VISUAL ROCKETS −今日のアメコミ−

STILL TALKIN' ABOUT COMICS

KID ETERNITY (DC, 1991) 

 元は可愛らしい児童コミックでもMorrisonとFegredoの手にかかればあら不思議、David Cronenbergもびっくりなおどろおどろしいホラーに仕上がりました。


原書合本版(Amazon): Kid Eternity

 深夜の病院に運ばれる昏睡状態の男 — パーティー会場で悪夢のような体験をした後、交通事故に遭った筈の彼は、だが気が付くと自分の部屋にいた。
 そんな彼の前に姿を現したのはKidと名乗る青年。幼い頃に海上事故に遭った彼は、しかし天国で自分の死が予定外だったことが判明すると死んだままこの世を旅することを許されると共に、”Eternity”のかけ声で死んだ者達を呼び出せる不思議な力を与えられる。
 旅の途中でShichirironなる存在の手中に陥り地獄に幽閉されていたと言うKidは、仲間のMr.Keeperを救出するため再び地獄へ戻る手助けをするよう男に求める……。

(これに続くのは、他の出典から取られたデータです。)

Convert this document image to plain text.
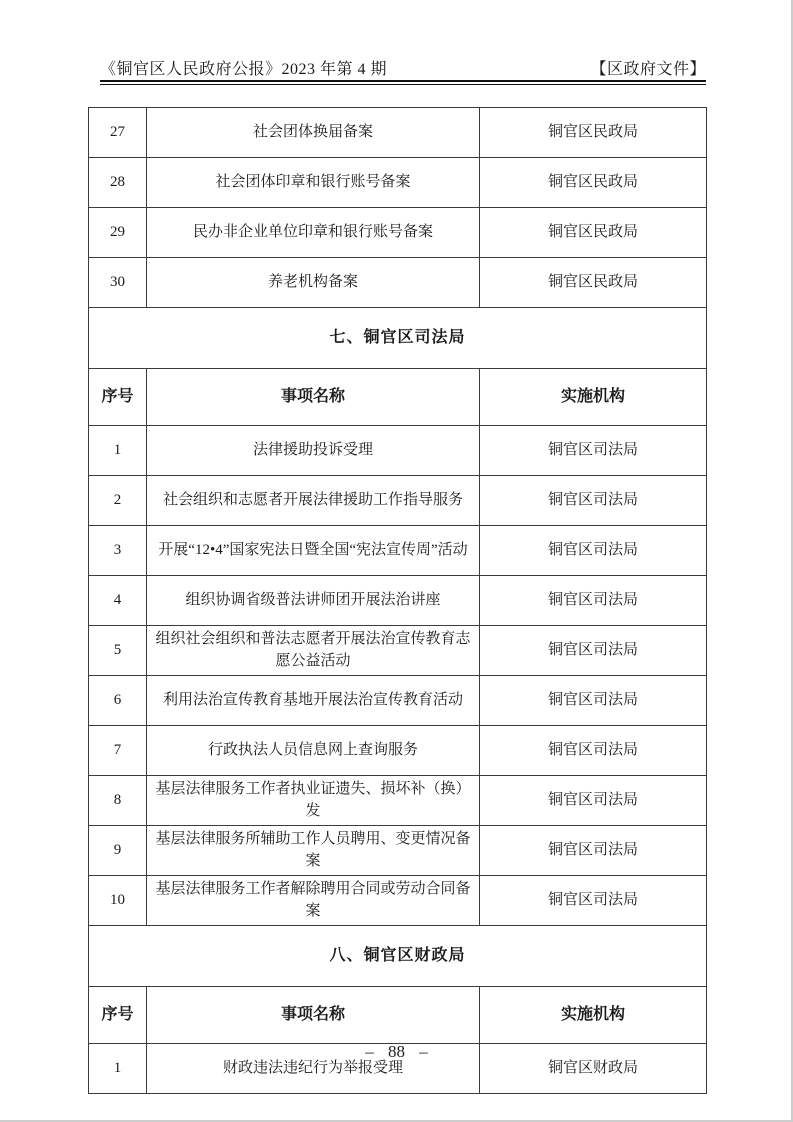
《铜官区人民政府公报》2023 年第 4 期	【区政府文件】
27	社会团体换届备案	铜官区民政局
28	社会团体印章和银行账号备案	铜官区民政局
29	民办非企业单位印章和银行账号备案	铜官区民政局
30	养老机构备案	铜官区民政局
七、铜官区司法局		
序号	事项名称	实施机构
1	法律援助投诉受理	铜官区司法局
2	社会组织和志愿者开展法律援助工作指导服务	铜官区司法局
3	开展“12•4”国家宪法日暨全国“宪法宣传周”活动	铜官区司法局
4	组织协调省级普法讲师团开展法治讲座	铜官区司法局
5	组织社会组织和普法志愿者开展法治宣传教育志愿公益活动	铜官区司法局
6	利用法治宣传教育基地开展法治宣传教育活动	铜官区司法局
7	行政执法人员信息网上查询服务	铜官区司法局
8	基层法律服务工作者执业证遗失、损坏补（换）发	铜官区司法局
9	基层法律服务所辅助工作人员聘用、变更情况备案	铜官区司法局
10	基层法律服务工作者解除聘用合同或劳动合同备案	铜官区司法局
八、铜官区财政局		
序号	事项名称	实施机构
1	财政违法违纪行为举报受理	铜官区财政局
– 88 –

 WATCHMENはじめ、他社の版権キャラを買収するなり譲り受けるなりして自社でリブートするのはアメコミではそう珍しくないが、本作もそういう元は別の出版社で生まれたものをDCが引き継いだものの1つ。元はTHE SPIRITやPLASTIC MANなどと同じQUALITY COMICSという出版社のキャラクターだったが、50年代半ばに経営者がコミック出版業を離れたのを機にDCが版権を買収。90年代になりVertigoレーベルで過去のキャラをアップデートするのが流行っていた際に当時DOOM PATROLで脚光を浴びていたライターGrant Morrisonと、まだ新人だったDuncan Fegredoの手に渡ったのが本作となる。

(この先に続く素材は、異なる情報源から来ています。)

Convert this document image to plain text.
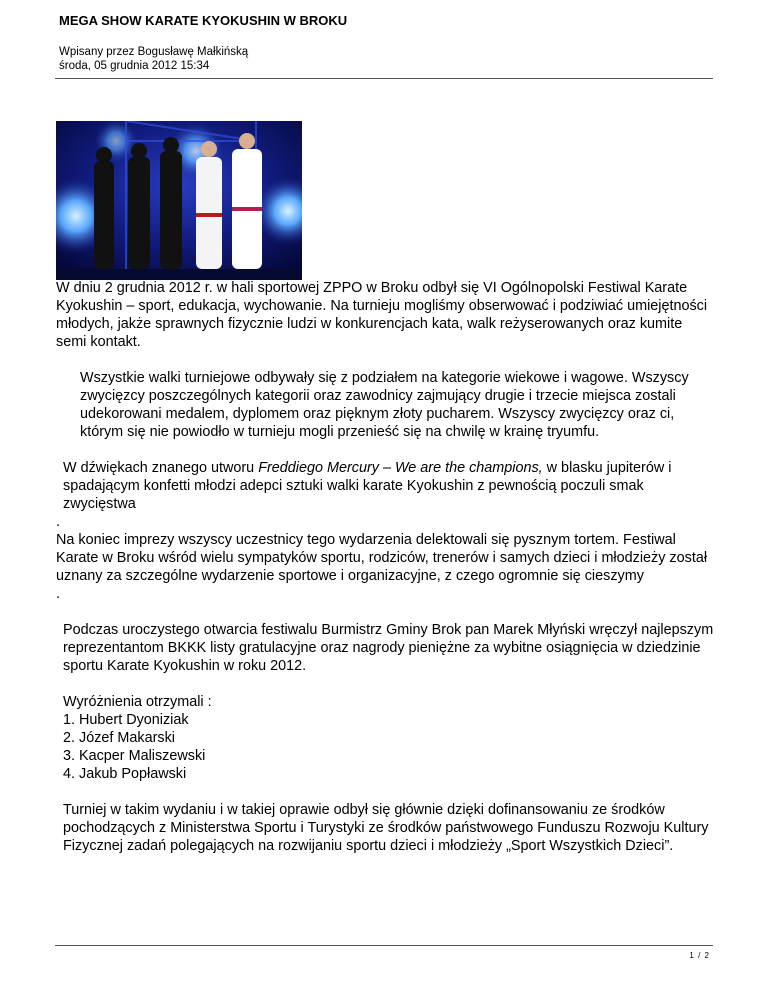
MEGA SHOW KARATE KYOKUSHIN W BROKU
Wpisany przez Bogusławę Małkińską
środa, 05 grudnia 2012 15:34

W dniu 2 grudnia 2012 r. w hali sportowej ZPPO w Broku odbył się VI Ogólnopolski Festiwal Karate Kyokushin – sport, edukacja, wychowanie. Na turnieju mogliśmy obserwować i podziwiać umiejętności młodych, jakże sprawnych fizycznie ludzi w konkurencjach kata, walk reżyserowanych oraz kumite semi kontakt.

Wszystkie walki turniejowe odbywały się z podziałem na kategorie wiekowe i wagowe. Wszyscy zwycięzcy poszczególnych kategorii oraz zawodnicy zajmujący drugie i trzecie miejsca zostali udekorowani medalem, dyplomem oraz pięknym złoty pucharem. Wszyscy zwycięzcy oraz ci, którym się nie powiodło w turnieju mogli przenieść się na chwilę w krainę tryumfu.

W dźwiękach znanego utworu Freddiego Mercury – We are the champions, w blasku jupiterów i spadającym konfetti młodzi adepci sztuki walki karate Kyokushin z pewnością poczuli smak zwycięstwa

.

Na koniec imprezy wszyscy uczestnicy tego wydarzenia delektowali się pysznym tortem. Festiwal Karate w Broku wśród wielu sympatyków sportu, rodziców, trenerów i samych dzieci i młodzieży został uznany za szczególne wydarzenie sportowe i organizacyjne, z czego ogromnie się cieszymy

.

Podczas uroczystego otwarcia festiwalu Burmistrz Gminy Brok pan Marek Młyński wręczył najlepszym reprezentantom BKKK listy gratulacyjne oraz nagrody pieniężne za wybitne osiągnięcia w dziedzinie sportu Karate Kyokushin w roku 2012.

Wyróżnienia otrzymali :

1. Hubert Dyoniziak

2. Józef Makarski

3. Kacper Maliszewski

4. Jakub Popławski

Turniej w takim wydaniu i w takiej oprawie odbył się głównie dzięki dofinansowaniu ze środków pochodzących z Ministerstwa Sportu i Turystyki ze środków państwowego Funduszu Rozwoju Kultury Fizycznej zadań polegających na rozwijaniu sportu dzieci i młodzieży „Sport Wszystkich Dzieci”.

1 / 2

 Morrisonと言えばわかり易いストーリーとわかり難いストーリーとの差がかなり極端なライター。本作は独特の世界観や同時に起こっている話同士の繋がりが見え難いという点で必ずしも一気読みにはオススメできないものの、一度そのへんが飲み込めればMorrison得意のメタ要素もなければ話も比較的ストレートなので読みやすいかもしれない。

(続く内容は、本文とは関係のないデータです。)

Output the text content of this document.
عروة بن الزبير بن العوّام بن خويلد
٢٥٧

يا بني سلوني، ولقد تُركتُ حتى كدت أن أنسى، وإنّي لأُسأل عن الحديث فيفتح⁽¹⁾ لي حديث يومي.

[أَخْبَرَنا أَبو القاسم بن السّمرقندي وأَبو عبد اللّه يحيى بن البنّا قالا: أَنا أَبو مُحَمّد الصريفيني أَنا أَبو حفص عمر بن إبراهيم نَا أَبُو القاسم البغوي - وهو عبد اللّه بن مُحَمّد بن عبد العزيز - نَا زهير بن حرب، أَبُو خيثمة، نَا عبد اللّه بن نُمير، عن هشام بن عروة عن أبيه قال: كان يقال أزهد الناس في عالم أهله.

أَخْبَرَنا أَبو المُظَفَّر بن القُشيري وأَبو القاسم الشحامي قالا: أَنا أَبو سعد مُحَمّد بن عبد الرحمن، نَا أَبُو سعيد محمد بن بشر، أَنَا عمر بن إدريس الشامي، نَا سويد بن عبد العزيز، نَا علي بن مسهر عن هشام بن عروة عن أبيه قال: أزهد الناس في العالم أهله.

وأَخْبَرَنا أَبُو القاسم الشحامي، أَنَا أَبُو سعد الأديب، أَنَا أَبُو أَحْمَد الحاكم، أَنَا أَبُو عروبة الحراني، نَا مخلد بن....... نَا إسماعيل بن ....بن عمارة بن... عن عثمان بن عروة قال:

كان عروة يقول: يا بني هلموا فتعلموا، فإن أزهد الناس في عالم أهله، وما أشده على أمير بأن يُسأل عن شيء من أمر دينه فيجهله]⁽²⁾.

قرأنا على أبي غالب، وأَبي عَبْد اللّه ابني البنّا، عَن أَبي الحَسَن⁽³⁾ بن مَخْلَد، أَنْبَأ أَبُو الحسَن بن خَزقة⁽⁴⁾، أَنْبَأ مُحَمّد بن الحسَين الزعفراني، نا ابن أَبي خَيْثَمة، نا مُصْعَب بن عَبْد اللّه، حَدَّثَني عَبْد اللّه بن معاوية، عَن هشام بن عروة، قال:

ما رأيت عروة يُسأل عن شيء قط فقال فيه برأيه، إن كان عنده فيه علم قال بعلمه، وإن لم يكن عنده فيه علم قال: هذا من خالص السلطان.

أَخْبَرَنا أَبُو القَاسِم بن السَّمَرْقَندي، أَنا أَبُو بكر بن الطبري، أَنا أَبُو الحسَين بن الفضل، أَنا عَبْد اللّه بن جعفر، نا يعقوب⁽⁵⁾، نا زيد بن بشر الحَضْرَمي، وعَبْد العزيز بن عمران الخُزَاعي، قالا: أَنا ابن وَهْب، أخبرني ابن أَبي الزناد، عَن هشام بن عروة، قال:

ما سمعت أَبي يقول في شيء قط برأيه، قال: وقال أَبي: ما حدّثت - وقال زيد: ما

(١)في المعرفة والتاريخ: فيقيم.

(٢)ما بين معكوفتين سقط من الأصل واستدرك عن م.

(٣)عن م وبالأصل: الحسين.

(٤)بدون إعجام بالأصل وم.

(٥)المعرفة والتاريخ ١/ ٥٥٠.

 Fegredoのアートは以前ENIGMAでも紹介したことがあるも、米国デビュー作となる本作においてその絵柄はかなり異なっており、Bill SienkiewiczやDave McKeanといった粗いペンシルにぼかしたようなカラーを重ねるアーティストからの影響を見て取れる。尤も、だからと言って真似っ子状態になっているかと言われればそういうわけでもなく、彼独特のポーズやホラーの描写はこの時点で既にある程度出来上がっている。目まぐるしくシーンが移り変わるのでストーリーを追うのには若干苦労するものの、1つ1つのコマはじっくり眺めたいほどの出来に仕上がっている。
 また、個人的には本作に登場するクリーチャーや地獄の描写はかなり好み。ENIGMAに登場したヴィラン達もそうだったが、Fegredoのどこからモチーフを引っ張ってきたのかわからない造型は大変魅力的だ。画集なんかを目にすることがあれば絶対手に入れたい。

 初期のVertigoは本作のようなキャラクター性のあるホラーがウリだった。現在のVertigoは少し傾向が変わってしまったものの、その遺伝子はYoung Animalという新たなレーベルが今もしかと受け継いでいる。
 そのうちYAでKid Eternityが登場することを期待したい。